Fellow Cleveland Clinic Children's beachwood, Ohio, United States
Background: Therapeutic hypothermia is currently the standard of care for infants with moderate to severe Hypoxic Ischemic Encephalopathy (HIE). Several adjuvant therapies have been used to improve the neurodevelopmental outcomes in these infants. Caffeine, in addition to its diuretic effect on the kidney, has shown potential neuroprotective benefit in animal studies. The effects of caffeine on infants with HIE undergoing therapeutic hypothermia are still unknown. Objective: 1.To compare the changes in urine output and renal function in infants who did and did not receive caffeine while undergoing therapeutic hypothermia for moderate to severe HIE. 2. To compare the short-term outcomes such as Seizures, MRI findings, EEG changes, length of stay and mortality during NICU stay in both groups. Design/Methods: This is a retrospective cohort study from January 2013 – December 2022. We reviewed charts of neonates born ≥35 weeks of GA, who were admitted with a diagnosis of moderate to severe HIE and treated with therapeutic hypothermia. Infants with severe congenital malformations or chromosomal anomalies were excluded from the study. The caffeine group received a one time 20 mg/kg dose of caffeine.
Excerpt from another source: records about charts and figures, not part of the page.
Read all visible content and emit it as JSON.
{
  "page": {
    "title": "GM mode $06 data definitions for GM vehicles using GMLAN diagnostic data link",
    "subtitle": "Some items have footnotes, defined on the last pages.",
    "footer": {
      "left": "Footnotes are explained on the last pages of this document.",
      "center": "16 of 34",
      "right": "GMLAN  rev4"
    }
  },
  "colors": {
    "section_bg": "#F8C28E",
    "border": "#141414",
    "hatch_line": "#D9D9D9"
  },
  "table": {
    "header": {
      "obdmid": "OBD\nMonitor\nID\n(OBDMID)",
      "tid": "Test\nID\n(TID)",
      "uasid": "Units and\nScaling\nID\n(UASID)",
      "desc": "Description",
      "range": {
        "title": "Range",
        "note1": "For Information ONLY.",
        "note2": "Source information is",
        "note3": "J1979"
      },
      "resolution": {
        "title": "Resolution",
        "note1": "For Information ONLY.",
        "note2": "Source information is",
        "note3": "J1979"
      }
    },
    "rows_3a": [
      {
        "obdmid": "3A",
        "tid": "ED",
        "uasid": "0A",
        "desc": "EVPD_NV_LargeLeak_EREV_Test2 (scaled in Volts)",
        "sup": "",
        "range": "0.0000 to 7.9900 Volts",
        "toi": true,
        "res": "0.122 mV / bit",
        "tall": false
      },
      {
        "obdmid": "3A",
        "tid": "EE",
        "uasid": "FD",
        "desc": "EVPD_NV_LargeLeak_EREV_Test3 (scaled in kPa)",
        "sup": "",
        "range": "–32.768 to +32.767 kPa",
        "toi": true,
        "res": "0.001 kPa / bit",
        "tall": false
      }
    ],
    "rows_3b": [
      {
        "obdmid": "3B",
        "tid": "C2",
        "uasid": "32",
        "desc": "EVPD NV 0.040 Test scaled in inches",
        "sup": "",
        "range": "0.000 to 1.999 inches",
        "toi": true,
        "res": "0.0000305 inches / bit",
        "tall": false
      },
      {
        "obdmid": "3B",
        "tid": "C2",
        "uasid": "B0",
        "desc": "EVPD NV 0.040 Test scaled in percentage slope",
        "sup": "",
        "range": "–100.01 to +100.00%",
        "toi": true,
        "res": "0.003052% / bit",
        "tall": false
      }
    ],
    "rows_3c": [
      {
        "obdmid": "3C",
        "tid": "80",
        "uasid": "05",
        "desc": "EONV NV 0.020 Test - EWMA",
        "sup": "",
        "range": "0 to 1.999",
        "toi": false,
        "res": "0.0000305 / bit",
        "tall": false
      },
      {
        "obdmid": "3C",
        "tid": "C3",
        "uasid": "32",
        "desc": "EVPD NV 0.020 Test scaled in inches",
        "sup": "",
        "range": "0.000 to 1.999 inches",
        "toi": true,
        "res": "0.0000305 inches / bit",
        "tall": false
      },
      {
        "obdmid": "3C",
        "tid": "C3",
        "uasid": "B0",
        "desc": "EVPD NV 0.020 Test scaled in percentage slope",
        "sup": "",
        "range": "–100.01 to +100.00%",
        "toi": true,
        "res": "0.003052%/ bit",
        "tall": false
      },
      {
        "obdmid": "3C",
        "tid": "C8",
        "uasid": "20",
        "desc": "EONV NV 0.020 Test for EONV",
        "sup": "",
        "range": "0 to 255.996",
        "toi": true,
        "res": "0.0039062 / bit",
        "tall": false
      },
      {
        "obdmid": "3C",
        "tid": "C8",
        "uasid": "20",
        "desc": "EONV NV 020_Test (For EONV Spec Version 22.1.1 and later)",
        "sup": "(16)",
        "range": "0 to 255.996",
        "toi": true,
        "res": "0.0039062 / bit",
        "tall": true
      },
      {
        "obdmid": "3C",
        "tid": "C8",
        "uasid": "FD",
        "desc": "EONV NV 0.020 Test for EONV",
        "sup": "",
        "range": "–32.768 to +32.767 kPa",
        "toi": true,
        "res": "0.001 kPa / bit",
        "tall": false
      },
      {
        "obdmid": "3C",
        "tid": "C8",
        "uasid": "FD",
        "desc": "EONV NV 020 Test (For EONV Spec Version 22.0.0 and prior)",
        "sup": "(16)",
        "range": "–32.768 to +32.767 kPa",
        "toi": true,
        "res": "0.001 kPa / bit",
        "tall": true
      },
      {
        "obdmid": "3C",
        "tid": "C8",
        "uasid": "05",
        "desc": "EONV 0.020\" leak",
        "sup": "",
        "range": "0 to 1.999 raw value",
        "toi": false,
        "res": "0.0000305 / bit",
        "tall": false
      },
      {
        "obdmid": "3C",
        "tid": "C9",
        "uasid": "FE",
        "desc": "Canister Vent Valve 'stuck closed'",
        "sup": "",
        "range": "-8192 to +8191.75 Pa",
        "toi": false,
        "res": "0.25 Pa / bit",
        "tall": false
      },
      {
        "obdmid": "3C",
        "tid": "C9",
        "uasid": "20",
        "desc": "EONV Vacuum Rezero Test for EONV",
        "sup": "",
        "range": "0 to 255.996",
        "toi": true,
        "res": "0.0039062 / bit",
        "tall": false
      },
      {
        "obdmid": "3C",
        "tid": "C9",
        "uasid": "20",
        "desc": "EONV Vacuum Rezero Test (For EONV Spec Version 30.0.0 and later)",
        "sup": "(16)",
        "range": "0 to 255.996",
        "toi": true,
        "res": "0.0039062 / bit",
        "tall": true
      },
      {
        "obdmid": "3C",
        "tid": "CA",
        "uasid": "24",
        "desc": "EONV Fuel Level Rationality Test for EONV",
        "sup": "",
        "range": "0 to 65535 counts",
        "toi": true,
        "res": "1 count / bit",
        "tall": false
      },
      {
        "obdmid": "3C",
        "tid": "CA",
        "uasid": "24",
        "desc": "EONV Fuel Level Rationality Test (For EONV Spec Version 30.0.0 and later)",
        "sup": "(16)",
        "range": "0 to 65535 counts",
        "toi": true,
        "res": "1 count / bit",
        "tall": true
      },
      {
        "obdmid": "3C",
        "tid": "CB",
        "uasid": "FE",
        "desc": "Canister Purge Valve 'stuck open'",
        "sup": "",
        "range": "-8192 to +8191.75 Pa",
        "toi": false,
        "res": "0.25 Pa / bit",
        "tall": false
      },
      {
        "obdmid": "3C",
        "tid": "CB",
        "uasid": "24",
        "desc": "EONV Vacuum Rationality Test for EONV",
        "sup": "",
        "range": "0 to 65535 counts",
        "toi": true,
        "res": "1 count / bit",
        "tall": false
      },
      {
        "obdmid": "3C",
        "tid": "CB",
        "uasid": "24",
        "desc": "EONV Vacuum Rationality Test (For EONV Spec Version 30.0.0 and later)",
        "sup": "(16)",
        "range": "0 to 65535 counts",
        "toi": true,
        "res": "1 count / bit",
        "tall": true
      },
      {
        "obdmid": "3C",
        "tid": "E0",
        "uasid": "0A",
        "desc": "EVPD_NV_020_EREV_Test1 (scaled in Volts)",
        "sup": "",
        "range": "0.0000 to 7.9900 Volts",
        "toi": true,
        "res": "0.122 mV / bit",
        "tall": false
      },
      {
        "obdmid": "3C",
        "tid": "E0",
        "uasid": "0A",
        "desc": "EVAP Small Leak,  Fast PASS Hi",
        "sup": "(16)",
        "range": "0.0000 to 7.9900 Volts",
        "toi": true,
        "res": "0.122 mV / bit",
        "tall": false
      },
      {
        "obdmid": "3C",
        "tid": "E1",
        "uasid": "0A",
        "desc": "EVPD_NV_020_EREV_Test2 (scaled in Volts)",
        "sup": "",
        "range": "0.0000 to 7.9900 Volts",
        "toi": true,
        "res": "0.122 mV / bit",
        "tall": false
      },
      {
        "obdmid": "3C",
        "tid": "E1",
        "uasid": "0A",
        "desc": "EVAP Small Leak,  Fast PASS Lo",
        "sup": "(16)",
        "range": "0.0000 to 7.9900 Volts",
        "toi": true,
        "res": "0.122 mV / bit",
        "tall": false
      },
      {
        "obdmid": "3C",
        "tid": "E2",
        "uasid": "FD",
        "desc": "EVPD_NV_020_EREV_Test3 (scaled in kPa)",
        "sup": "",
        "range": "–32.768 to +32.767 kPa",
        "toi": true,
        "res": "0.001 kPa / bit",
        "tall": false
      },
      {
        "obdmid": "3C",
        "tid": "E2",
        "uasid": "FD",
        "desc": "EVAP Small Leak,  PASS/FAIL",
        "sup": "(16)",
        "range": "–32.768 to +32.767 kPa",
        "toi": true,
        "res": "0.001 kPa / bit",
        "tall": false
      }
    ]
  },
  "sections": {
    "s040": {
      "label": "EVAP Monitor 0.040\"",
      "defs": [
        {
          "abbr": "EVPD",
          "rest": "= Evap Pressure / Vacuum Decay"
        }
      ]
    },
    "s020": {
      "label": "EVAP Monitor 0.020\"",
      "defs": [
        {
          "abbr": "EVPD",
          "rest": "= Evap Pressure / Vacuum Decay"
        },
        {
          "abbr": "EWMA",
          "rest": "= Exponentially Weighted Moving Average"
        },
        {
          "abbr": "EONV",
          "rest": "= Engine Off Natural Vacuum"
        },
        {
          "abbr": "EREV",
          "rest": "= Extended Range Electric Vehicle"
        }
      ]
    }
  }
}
Results: A total of 87 infants underwent therapeutic hypothermia for moderate to severe HIE, of which 39 infants (45%) received caffeine with median time of administration being at 6 hours of life. Both the groups had similar baseline characteristics. There was overall improvement in the urine output in infants who received caffeine, particularly in the first 8 hrs of life with median urine output of 1.7 vs 1 cc/kg/hr. Caffeine receiving neonates had better renal function with significantly lower BUN levels in first two days of life (8,11 vs 11,12) and lower serum creatine levels on DOL 4 (0.43 vs 0.52) and DOL 5 (0.44 vs 0.53). Infants who received caffeine had a significantly smaller proportion with normal MRI findings (21% vs 50%, p= 0.005) and had an increased incidence of IVH (18% vs 2.1%, p=0.02) when compared to non-caffeine group. Non-caffeine group had higher level of background EEG abnormality in the first 24 hours of life compared to caffeine group (p=0.023), however there was no difference in seizure frequency, length of stay or mortality between the groups.
Conclusion(s): The use of caffeine in neonates with HIE undergoing hypothermia was associated with an improvement in UOP and renal function. However, it was associated with a higher proportion of infants with abnormal MRI findings. A randomized trial will be needed to establish the efficacy and safety of caffeine in infants with HIE.